On encountering yet another obstacle. We decided to take the rest of the summer off in terms of attempting a next transfer. We had a big trip planned and I didn’t want to be on hormones for that. I asked my doctor about being tested for immunology issues — I knew that women who continued to have difficulty often tested for immune issues next. My doctor said we certainly didn’t have to do it, but that it might help and couldn’t hurt.
Right before our trip, I had immunology tests done — 18 vials of blood, plus blood from my husband, so our blood could be compared. A few weeks later, we got the results: There were issues, which I had no previous idea about. Because my body was immuno-compromised, it was rejecting anything foreign — like an embryo.
There are three ways to treat this kind of issue. The first is called LIT (Lymphocyte Immunization Therapy) — and it’s no longer legal in the U.S. I’d heard of it before, and always thought it sounded insane: Women travel to Mexico or Canada to have blood from their partner or husband inserted into them as a kind of allergy shot. Upon hearing our immunology doctor explain the process though, it sounded less crazy — basically it’s like giving me an allergy shot of my husband’s blood. It’s supposed to help the body build up a tolerance for his DNA, to help my body accept it. Part two is Humira, what many people know as an arthritis/anti-inflammatory drug. The last part is called IVIg which basically involves having immune-boosting substances pumped into you through an intravenous drip, similar to how chemo is administered.
On leaving the country for fertility’s sake. A few weeks ago, we flew to Tucson to do this crazy blood treatment. The next morning, we woke up at 5 and drove down to Nogales, Arizona, where we met a driver from our doctor’s office, along with two other couples who were also pursuing LIT therapy. My husband and I were thinking, This is the craziest thing we’ve ever done.

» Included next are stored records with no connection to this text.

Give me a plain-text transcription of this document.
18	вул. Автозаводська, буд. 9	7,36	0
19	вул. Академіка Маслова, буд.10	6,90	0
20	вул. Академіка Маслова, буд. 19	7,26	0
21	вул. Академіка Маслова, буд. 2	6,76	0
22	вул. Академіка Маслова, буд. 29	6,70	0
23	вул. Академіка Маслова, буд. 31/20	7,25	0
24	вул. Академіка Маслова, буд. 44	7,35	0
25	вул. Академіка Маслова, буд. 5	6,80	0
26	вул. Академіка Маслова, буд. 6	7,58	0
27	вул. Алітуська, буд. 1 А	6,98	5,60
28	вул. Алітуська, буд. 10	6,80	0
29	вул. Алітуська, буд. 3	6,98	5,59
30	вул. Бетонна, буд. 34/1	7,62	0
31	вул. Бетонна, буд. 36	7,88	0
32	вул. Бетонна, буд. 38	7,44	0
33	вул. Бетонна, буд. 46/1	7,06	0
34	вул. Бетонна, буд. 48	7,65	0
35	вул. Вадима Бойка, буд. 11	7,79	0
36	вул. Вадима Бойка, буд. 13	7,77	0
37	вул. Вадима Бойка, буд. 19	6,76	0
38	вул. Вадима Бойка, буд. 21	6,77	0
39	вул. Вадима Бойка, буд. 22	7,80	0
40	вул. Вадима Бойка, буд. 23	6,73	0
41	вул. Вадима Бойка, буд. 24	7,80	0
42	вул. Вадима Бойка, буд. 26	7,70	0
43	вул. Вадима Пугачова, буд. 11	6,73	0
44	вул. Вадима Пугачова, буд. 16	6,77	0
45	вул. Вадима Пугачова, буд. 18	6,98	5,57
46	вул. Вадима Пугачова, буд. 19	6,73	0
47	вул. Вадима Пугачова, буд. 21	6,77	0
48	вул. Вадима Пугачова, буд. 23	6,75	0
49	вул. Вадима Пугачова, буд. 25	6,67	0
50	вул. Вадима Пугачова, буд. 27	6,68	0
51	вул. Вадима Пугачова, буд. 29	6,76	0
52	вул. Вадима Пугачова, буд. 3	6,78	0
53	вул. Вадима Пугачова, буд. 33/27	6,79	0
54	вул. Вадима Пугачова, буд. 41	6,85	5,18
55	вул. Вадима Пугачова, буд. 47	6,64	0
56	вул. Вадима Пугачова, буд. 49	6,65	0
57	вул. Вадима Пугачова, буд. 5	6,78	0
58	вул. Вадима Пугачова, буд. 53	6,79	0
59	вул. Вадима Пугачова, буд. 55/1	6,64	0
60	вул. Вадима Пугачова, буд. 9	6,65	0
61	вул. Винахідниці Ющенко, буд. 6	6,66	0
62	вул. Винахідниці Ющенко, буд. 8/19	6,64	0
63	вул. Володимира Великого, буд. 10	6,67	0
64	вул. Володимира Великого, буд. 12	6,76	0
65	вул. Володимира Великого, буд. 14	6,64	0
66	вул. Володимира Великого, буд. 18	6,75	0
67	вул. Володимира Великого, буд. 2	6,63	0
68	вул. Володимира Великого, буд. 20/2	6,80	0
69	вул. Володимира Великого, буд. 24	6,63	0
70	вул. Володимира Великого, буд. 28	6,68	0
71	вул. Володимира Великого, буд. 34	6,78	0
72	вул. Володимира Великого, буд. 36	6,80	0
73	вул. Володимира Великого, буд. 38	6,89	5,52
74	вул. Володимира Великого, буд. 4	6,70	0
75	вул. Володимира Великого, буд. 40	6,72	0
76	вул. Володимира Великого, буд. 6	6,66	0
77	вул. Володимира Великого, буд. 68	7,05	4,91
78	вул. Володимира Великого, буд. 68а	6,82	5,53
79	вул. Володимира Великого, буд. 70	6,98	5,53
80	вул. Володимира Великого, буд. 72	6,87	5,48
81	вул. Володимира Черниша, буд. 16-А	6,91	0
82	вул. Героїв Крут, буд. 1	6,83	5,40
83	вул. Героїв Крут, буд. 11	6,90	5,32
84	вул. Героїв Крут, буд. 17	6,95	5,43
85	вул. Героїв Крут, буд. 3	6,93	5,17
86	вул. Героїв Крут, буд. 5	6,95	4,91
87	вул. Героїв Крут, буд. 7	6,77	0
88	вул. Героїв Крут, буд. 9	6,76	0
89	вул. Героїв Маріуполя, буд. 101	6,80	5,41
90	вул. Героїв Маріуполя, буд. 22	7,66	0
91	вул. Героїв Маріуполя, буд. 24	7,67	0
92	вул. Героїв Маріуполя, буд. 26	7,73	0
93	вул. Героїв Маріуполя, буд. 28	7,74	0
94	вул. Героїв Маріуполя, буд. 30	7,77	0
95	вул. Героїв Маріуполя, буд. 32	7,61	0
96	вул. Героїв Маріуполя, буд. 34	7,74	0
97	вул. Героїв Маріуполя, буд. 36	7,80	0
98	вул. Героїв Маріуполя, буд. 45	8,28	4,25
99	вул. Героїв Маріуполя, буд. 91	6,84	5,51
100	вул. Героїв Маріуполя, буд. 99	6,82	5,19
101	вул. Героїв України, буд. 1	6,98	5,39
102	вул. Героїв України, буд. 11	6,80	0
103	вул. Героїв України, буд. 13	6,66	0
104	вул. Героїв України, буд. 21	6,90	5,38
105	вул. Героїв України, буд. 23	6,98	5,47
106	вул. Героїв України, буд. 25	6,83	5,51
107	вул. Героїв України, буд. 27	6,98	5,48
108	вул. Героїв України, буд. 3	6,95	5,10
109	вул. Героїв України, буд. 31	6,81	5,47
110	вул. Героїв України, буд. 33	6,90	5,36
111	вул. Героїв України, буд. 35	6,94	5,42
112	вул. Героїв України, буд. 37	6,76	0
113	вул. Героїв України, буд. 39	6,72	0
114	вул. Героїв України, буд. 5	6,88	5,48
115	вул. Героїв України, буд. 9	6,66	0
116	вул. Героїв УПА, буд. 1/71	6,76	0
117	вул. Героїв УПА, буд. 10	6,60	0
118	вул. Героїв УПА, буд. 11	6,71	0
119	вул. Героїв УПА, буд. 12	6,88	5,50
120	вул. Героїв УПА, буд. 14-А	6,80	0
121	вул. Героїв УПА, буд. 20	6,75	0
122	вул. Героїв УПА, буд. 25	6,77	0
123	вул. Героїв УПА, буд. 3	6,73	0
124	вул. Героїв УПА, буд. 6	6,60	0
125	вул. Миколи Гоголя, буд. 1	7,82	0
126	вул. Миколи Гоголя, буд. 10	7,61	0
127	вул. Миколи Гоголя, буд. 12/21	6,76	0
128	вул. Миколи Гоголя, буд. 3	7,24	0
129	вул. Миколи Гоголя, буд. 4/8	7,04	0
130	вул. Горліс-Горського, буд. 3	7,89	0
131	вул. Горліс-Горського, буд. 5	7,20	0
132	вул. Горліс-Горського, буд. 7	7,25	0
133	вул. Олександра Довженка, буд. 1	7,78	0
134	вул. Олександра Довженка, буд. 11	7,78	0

It’s a long story, but basically: After making it all the way to the clinic, we were told some antibodies in my husband’s blood meant we couldn’t do the therapy. They hadn’t read our charts and results close enough before we made the trip — so we’ll have to go back and try again. When the doctor said I couldn’t have it, I just thought, Are you fucking kidding me.
Our doctor is taking responsibility for the error and helping us defray some future costs, and my husband had his blood retested a few days ago. If we can’t use his, we can apparently use a friend’s to desensitize me. This is where we are right now. I wish it weren’t the case. Based on what I know about this immunology therapy, it seems like it will be several months before we can attempt another transfer. It feels like we’re on borrowed time, with us both being in our 40s.
On what might be next. I feel very aware that I don’t know how much more of this I can take. I don’t know how anyone does this for ten years — some people do. What I’m thinking about now is how and when you decide you’re okay without having kids. How do I get myself to that point, if I need to? I’m sure it won’t be overnight. I think it will definitely take some time and I’m sure some therapy. Frankly, at this point, my husband and I are worried about feeling old as parents. We could still research and consider adoption, but adoption takes time, more money, and if we do that, it will be at least a year or two before we have a child.
I feel like no one prepares you for the possibility of not having a baby, no matter how much you want one. People say, “IVF! Donor eggs! Adoption! Surrogacy!” But here we are, many thousands of dollars later, and we’re not much closer to having a baby. That’s what I keep thinking about these days: Knowing and preparing for the fact that motherhood may not happen.